2007 in Review: Great Ideas that Weren't

In honor of the new year, I went digging through my archives over the last year and found some of my favorite rough ideas and drawings that never made it to print. Sometimes this can be frustrating, but sacrificing your favorite ideas in service of clarity is part of the business. Being a professional means solving the problem, no matter the circumstances. I really enjoy collaborating with art directors and despite my occasional belly-aching, my work is better for it.

John Smith and Pocahontas - The New Yorker
This was in honor of the 400th anniversary of Jamestown. These are a few of the other compositions from my initial sketch phase. The final art as it ran below.






The Fall of America & The Fall of Rome - Esquire
An article comparing current American culture to the pre-fall Roman Empire? Ben Hur reference coming right up.

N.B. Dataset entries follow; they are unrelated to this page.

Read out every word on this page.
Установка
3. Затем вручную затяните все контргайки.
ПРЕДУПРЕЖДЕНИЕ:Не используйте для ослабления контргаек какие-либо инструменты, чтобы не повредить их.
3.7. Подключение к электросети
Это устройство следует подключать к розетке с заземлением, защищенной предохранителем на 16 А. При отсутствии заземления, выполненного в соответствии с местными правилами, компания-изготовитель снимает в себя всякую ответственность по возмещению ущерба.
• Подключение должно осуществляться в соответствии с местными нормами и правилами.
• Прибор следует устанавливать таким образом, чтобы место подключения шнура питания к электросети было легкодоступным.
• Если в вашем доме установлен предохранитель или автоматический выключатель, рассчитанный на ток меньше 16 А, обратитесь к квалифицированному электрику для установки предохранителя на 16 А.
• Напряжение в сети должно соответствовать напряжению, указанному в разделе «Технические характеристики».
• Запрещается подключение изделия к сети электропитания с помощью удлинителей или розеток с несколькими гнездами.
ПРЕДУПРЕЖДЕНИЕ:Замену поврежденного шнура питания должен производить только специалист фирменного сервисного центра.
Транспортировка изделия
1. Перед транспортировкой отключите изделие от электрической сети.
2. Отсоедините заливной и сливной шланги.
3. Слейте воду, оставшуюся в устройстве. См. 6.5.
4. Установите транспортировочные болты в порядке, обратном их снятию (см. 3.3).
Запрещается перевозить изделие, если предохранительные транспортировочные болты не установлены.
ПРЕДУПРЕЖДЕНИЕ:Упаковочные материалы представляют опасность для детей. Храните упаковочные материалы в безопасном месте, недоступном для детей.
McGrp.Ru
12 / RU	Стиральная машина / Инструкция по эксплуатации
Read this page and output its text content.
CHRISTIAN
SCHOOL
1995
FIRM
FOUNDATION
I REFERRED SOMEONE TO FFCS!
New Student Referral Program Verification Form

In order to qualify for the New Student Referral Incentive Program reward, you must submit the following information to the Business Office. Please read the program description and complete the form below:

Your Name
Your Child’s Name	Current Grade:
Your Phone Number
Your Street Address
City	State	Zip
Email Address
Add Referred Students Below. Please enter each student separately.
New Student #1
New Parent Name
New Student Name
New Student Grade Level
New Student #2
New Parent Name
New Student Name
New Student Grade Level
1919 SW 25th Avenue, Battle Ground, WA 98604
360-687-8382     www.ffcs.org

We ended up going with my second idea involving a centurion in a tank (below). But, the article was killed and it never ran.





Excessive Luxury Condos - Wired
On the west side of Manhattan, a new high-rise condo was built with a clearly superfluous car elevator... called in suite parking. This was my first take, with apologies to Bruce McCall.




The Gen-X Obsession with Quirkiness - The Atlantic Monthly
My generation loves all that is quirky, not outright goofy, but quirky. Embodied in the NPR radio show "This American Life." These are two sketches that didn't run. (The final drawing that ran was an Ira Glass portrait.) But I loved that image of the old guy in the lawn chair staring at the tombstone. I was able to reuse most of it for a Christianity Today book review about the new phenomenon of dying slowly in America.